L'Australien a apporté la récompense tant attendue en terminant le Grand Prix de l'Eifel derrière le sextuple champion du monde de Mercedes et Max Verstappen (Red Bull), dimanche. A 14"6 du Britannique, un débours plutôt flatteur offert par la voiture de sécurité, et une autre Mercedes à travers le retour au garage de Valtteri Bottas, en panne de batterie. Mais ne faisons pas la fine bouche.
Daniel Ricciardo a signé au Nürburgring la première performance significative du Losange depuis la troisième place de Nick Heidfeld à Sepang en 2011. Surtout, il est l'homme le mieux classé de la marque dans la hiérarchie des pilotes depuis Vitaly Petrov, troisième homme à Melbourne, en 2010, et troisième du Championnat du monde puisque le Grand Prix d'Australie était l'épreuve d'ouverture. Voilà le pilote de Perth n°4 mondial, ce qui a un sacré relief après 11 Grands Prix.
"Banana Dan" est donc le "meilleur des autres", le meilleur de l'autre Championnat où Lewis Hamilton, Valtteri Bottas et Max Verstappen sont dans une classe à part, pour leur talent et/ou leur matériel. Mais il demeure le plus bankable derrière Lewis Hamilton et Sebastian Vettel, qui "tournent" respectivement à 45 et 40 millions par an. Parce que ce champion de la bonne humeur avait profité d'une cote au firmament en 2018, suite à sa fabuleuse victoire à Monaco.

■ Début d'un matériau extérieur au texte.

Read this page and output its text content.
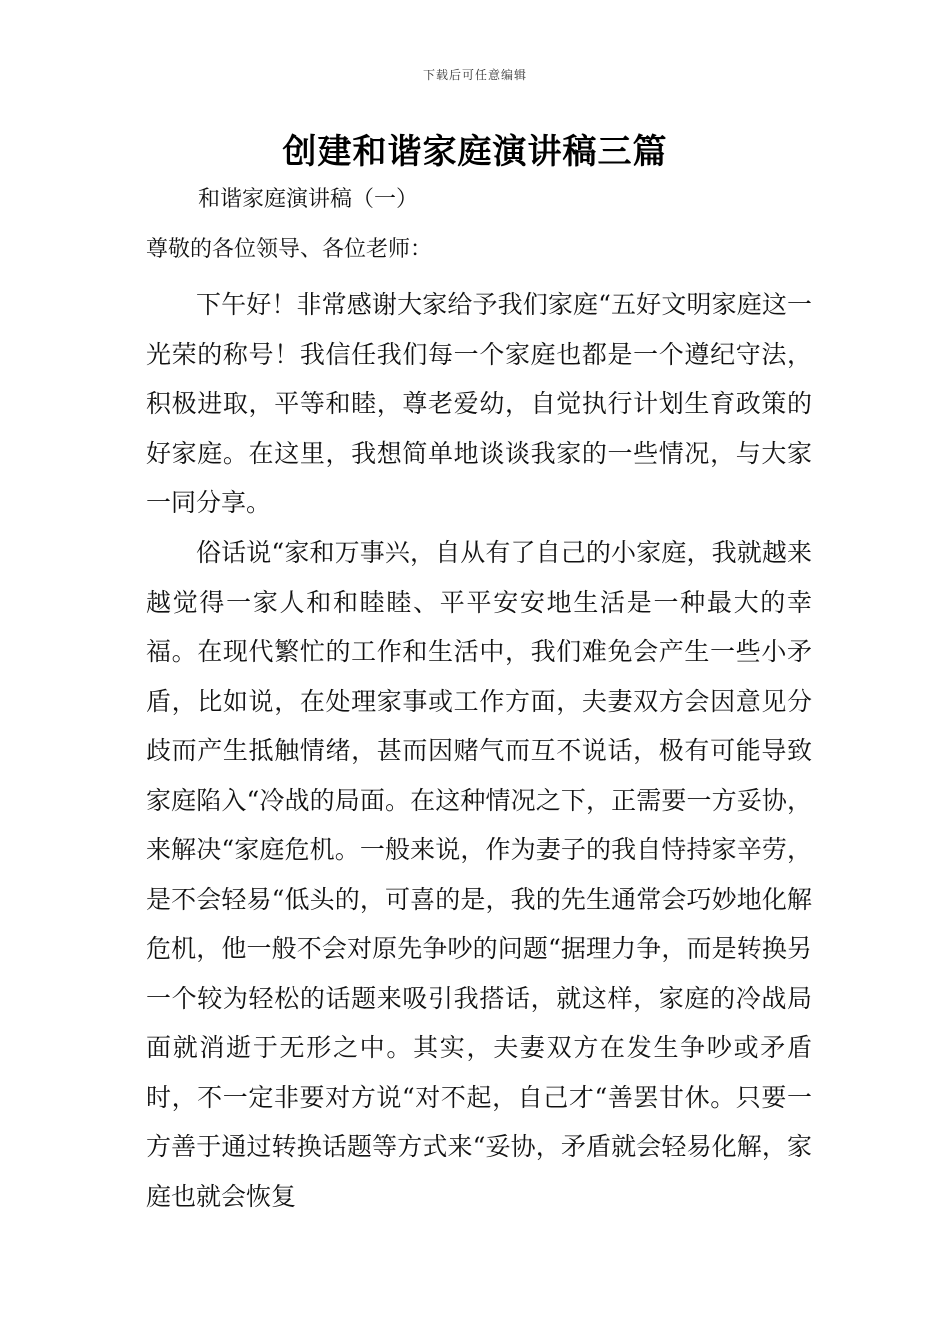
下载后可任意编辑
创建和谐家庭演讲稿三篇

和谐家庭演讲稿（一）

尊敬的各位领导、各位老师：

下午好！非常感谢大家给予我们家庭“五好文明家庭这一光荣的称号！我信任我们每一个家庭也都是一个遵纪守法，积极进取，平等和睦，尊老爱幼，自觉执行计划生育政策的好家庭。在这里，我想简单地谈谈我家的一些情况，与大家一同分享。

俗话说“家和万事兴，自从有了自己的小家庭，我就越来越觉得一家人和和睦睦、平平安安地生活是一种最大的幸福。在现代繁忙的工作和生活中，我们难免会产生一些小矛盾，比如说，在处理家事或工作方面，夫妻双方会因意见分歧而产生抵触情绪，甚而因赌气而互不说话，极有可能导致家庭陷入“冷战的局面。在这种情况之下，正需要一方妥协，来解决“家庭危机。一般来说，作为妻子的我自恃持家辛劳，是不会轻易“低头的，可喜的是，我的先生通常会巧妙地化解危机，他一般不会对原先争吵的问题“据理力争，而是转换另一个较为轻松的话题来吸引我搭话，就这样，家庭的冷战局面就消逝于无形之中。其实，夫妻双方在发生争吵或矛盾时，不一定非要对方说“对不起，自己才“善罢甘休。只要一方善于通过转换话题等方式来“妥协，矛盾就会轻易化解，家庭也就会恢复
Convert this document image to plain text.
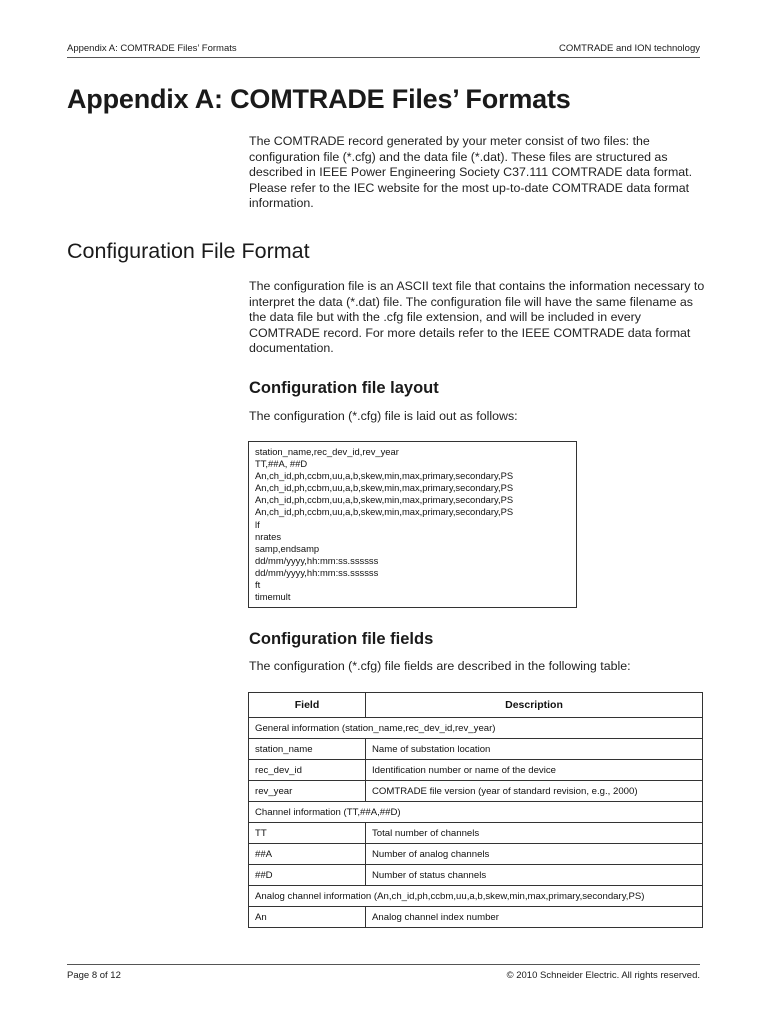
Appendix A: COMTRADE Files’ Formats	COMTRADE and ION technology
Appendix A: COMTRADE Files’ Formats

The COMTRADE record generated by your meter consist of two files: the configuration file (*.cfg) and the data file (*.dat). These files are structured as described in IEEE Power Engineering Society C37.111 COMTRADE data format. Please refer to the IEC website for the most up-to-date COMTRADE data format information.

Configuration File Format

The configuration file is an ASCII text file that contains the information necessary to interpret the data (*.dat) file. The configuration file will have the same filename as the data file but with the .cfg file extension, and will be included in every COMTRADE record. For more details refer to the IEEE COMTRADE data format documentation.

Configuration file layout

The configuration (*.cfg) file is laid out as follows:

station_name,rec_dev_id,rev_year
TT,##A, ##D
An,ch_id,ph,ccbm,uu,a,b,skew,min,max,primary,secondary,PS
An,ch_id,ph,ccbm,uu,a,b,skew,min,max,primary,secondary,PS
An,ch_id,ph,ccbm,uu,a,b,skew,min,max,primary,secondary,PS
An,ch_id,ph,ccbm,uu,a,b,skew,min,max,primary,secondary,PS
lf
nrates
samp,endsamp
dd/mm/yyyy,hh:mm:ss.ssssss
dd/mm/yyyy,hh:mm:ss.ssssss
ft
timemult
Configuration file fields

The configuration (*.cfg) file fields are described in the following table:

Field	Description
General information (station_name,rec_dev_id,rev_year)	
station_name	Name of substation location
rec_dev_id	Identification number or name of the device
rev_year	COMTRADE file version (year of standard revision, e.g., 2000)
Channel information (TT,##A,##D)	
TT	Total number of channels
##A	Number of analog channels
##D	Number of status channels
Analog channel information (An,ch_id,ph,ccbm,uu,a,b,skew,min,max,primary,secondary,PS)	
An	Analog channel index number
Page 8 of 12	© 2010 Schneider Electric. All rights reserved.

Le troisième pilote le mieux payé du plateau

Au 28e tour de cette bataille du rail, le MGU-K (récupérateur d'énergie au freinage) avait lâché sur sa Red Bull. La raison aurait commandé d'abandonner mais sur le sinueux tracé où il est possible de tenir une position plus qu'ailleurs, l'Australien avait suivi la décision de son équipe de continuer jusqu'à la destruction du moteur. Elle lui devait au moins de tenter ça, deux ans après avoir anéanti ses chances de victoire sur un changement de roues épouvantable.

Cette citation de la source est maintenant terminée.